2. Pay attention to the pronouns you use in your conversation! Your use of pronouns should reflect the cultural nature of the organization AND still be your natural and genuine preference. Most candidates use a reasonably balanced blend of pronouns once they are comfortable in their social environment. TRYING TOO HARD to meet the perceived expectations of the hiring company can shift pronoun use to an extreme SELF or TEAM orientation and that will raise red flags. I’ve had conversations with candidates that when I asked about “the team,” I got back only “I,” “I,” and “I” responses. Listen to the questions you are asked! Use the pronoun language of the hiring team when you answer a question; “Our team was … and my contribution was …” You cannot script this type of interaction but you should pay attention to the pronouns at least three times during an interview or conversation; at the beginning, the ¾ mark and the end. There are psychological reasons for this pattern and the social neurosciences reinforce the pattern. So get some “team,” “our,” and “we” right at the beginning and also near the end of the conversation. You can “I” and “my” the rest of the time.

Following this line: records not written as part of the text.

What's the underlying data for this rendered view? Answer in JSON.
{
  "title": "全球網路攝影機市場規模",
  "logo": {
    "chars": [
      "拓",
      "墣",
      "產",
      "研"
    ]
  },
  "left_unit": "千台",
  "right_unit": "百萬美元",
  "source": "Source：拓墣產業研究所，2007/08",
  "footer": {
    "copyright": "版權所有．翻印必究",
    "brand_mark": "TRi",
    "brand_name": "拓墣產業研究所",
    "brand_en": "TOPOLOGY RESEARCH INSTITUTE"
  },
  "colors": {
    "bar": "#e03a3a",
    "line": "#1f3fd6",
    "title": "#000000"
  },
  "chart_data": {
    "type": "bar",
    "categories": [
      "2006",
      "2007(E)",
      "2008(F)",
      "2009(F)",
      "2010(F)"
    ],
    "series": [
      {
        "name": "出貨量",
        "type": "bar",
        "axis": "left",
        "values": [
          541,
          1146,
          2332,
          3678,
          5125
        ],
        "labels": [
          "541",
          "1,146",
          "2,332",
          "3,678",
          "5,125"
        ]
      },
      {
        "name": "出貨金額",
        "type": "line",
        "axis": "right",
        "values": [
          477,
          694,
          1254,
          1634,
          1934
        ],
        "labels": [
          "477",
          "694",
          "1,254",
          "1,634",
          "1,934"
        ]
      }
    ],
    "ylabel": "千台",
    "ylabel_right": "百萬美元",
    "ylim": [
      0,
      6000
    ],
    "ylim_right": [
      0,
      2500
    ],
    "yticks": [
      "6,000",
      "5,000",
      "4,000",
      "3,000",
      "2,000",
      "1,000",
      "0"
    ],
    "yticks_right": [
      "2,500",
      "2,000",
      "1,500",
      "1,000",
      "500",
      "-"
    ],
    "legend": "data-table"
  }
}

Here are some tips for the hiring team:
1. Verify the resume: Use the same pronouns in your first series of questions as those in the candidate’s resume. The first series of questions should give you some insight into verifying the social footprint of the candidate’s resume. If there is inconsistent pronoun use, then you have to ask why! I have even asked the candidate to “help us understand why you use the terms ‘team’ and ‘our’ all throughout your resume and yet not once in our conversation.” Inconsistent pronoun use is a clue to other possible hiring or social fit problems!
2. Verify the social fit: Now transition your questions and use the pronouns that represent the social dynamics or culture of your organization. Listen to the pronoun responses of the candidate. If the same pronouns come back in answers, then either the candidate is schooled in active listening, neurolinguistics or emotional intelligence techniques, or is reflecting his/her true social footprint. If you change pronouns from team to self, then back to team, and then back to self, and the same pronouns are always matched by the candidate, then you probably have a well-trained communicator and you should hire that candidate for a marketing or public relations position. The key is to listen for the pronouns that match the organization’s culture and you should have a reasonable probability of a good social fit.
The importance of pronoun use over the phone, in an instant chat, or during a live interview is that the feedback is directly from the candidate, and not likely to be prepared by a coach or another source. You are verifying in real-time the nature of the candidate. Their pronoun use can help predict their social fit within the organization AND how well they prepare for social interactions. Pronoun use is a reflection of the individual in a social context; in other words, self or team focus. While it is never the only social measure used to hire, it is a subtle social roadmap into the mind of both the organization and the candidate. Use it or lose it!